Dan Gillmor gives plenty of reasons why newspapers shouldn't charge for archives. Here's another, plain and simple: Open newspaper archives are good for the community.
Forget monetization, forget maintaining newspapers' authority, forget being higher than competitors in search rankings. Journalism exists, in its golden ideal, to spread truth and give people information that helps their lives. Journalists should advance that cause as far as possible.
At the newspaper I work for, for instance, we keep our Web archives open in full, dating back to late 1989. Links don't change, we offer a free archive search and we link to old stories frequently, to provide context.
I bring this up because a few weeks ago I saw a cool example of how our free archives had an effect on people. There's a legally blind homeless man in town, and nobody knew how he became homeless -- until an old friend searched for his name on the Web and found our site's coverage of him.
Pretty cool. And I'm sure this sort of thing happens all the time, thanks to open archives.
Helping the community -- making the world a better place -- is why a lot of people went into journalism, believe it or not. Keeping a newspaper archive open increases the chance that journalists' work has an effect on people's lives.

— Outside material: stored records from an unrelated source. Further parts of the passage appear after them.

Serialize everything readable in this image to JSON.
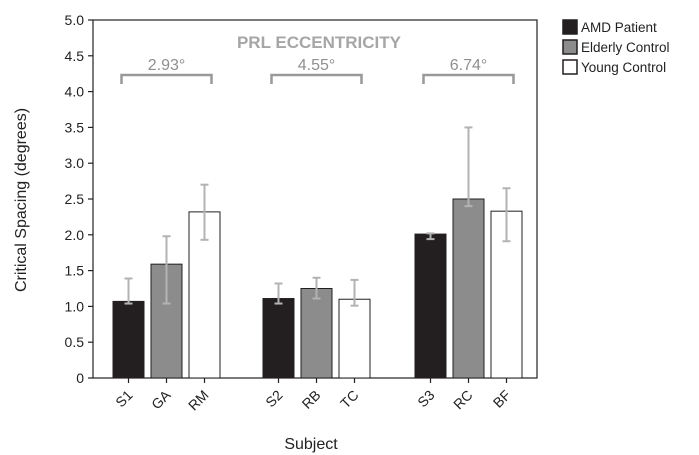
{
  "chart_data": {
    "type": "bar",
    "title": "",
    "xlabel": "Subject",
    "ylabel": "Critical Spacing (degrees)",
    "ylim": [
      0,
      5
    ],
    "yticks": [
      "0",
      "0.5",
      "1.0",
      "1.5",
      "2.0",
      "2.5",
      "3.0",
      "3.5",
      "4.0",
      "4.5",
      "5.0"
    ],
    "grid": false,
    "legend_position": "top-right",
    "annotation_title": "PRL ECCENTRICITY",
    "series": [
      {
        "name": "AMD Patient",
        "color": "#231f20"
      },
      {
        "name": "Elderly Control",
        "color": "#8c8c8c"
      },
      {
        "name": "Young Control",
        "color": "#ffffff"
      }
    ],
    "groups": [
      {
        "eccentricity": "2.93°",
        "bars": [
          {
            "label": "S1",
            "series": 0,
            "value": 1.07,
            "err_low": 1.04,
            "err_high": 1.39
          },
          {
            "label": "GA",
            "series": 1,
            "value": 1.59,
            "err_low": 1.04,
            "err_high": 1.98
          },
          {
            "label": "RM",
            "series": 2,
            "value": 2.32,
            "err_low": 1.93,
            "err_high": 2.7
          }
        ]
      },
      {
        "eccentricity": "4.55°",
        "bars": [
          {
            "label": "S2",
            "series": 0,
            "value": 1.11,
            "err_low": 1.04,
            "err_high": 1.32
          },
          {
            "label": "RB",
            "series": 1,
            "value": 1.25,
            "err_low": 1.11,
            "err_high": 1.4
          },
          {
            "label": "TC",
            "series": 2,
            "value": 1.1,
            "err_low": 1.01,
            "err_high": 1.37
          }
        ]
      },
      {
        "eccentricity": "6.74°",
        "bars": [
          {
            "label": "S3",
            "series": 0,
            "value": 2.01,
            "err_low": 1.94,
            "err_high": 2.02
          },
          {
            "label": "RC",
            "series": 1,
            "value": 2.5,
            "err_low": 2.4,
            "err_high": 3.5
          },
          {
            "label": "BF",
            "series": 2,
            "value": 2.33,
            "err_low": 1.91,
            "err_high": 2.65
          }
        ]
      }
    ]
  }
}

Posted by Jeremy Flint on January 26, 2005, at 12:25 a.m.:
Most public libraries keep archives of newspapers anyway, and they are free. Why drive people away from your site by trying to charge for something they can get for free elsewhere (although not online).
Posted by Jason Salas on January 28, 2005, at 7:56 a.m.:
Yep...my station's site has a fully searchable database of archived news stories we've produced, that lets users lookup legacy news stories. We've also incorporated a "keyword" search that returns tabular results of multimedia exhibits we've posted online (PDFs, streaming video, audio clips, spreadsheets, etc.). And, I'm finishing work on integrating the next version of our search tool to also return tabular data from our community forums and reporter blogs. So it's a pretty hefty mix of data, all arranged nicely so the user gets an organized gallery of information from which to choose.
My company's main competitor, a local newspaper, requires paid membership to search its archive, which is ridiculous, and is one of the key ways we really are miles ahead of them in the market.
Newspapers with poor business models basically forgo their revenue when they implement open archives, and this is the key: proper planning. It's still a theory of mine (and several others) that newspaper will cease to exist in the next 10 years.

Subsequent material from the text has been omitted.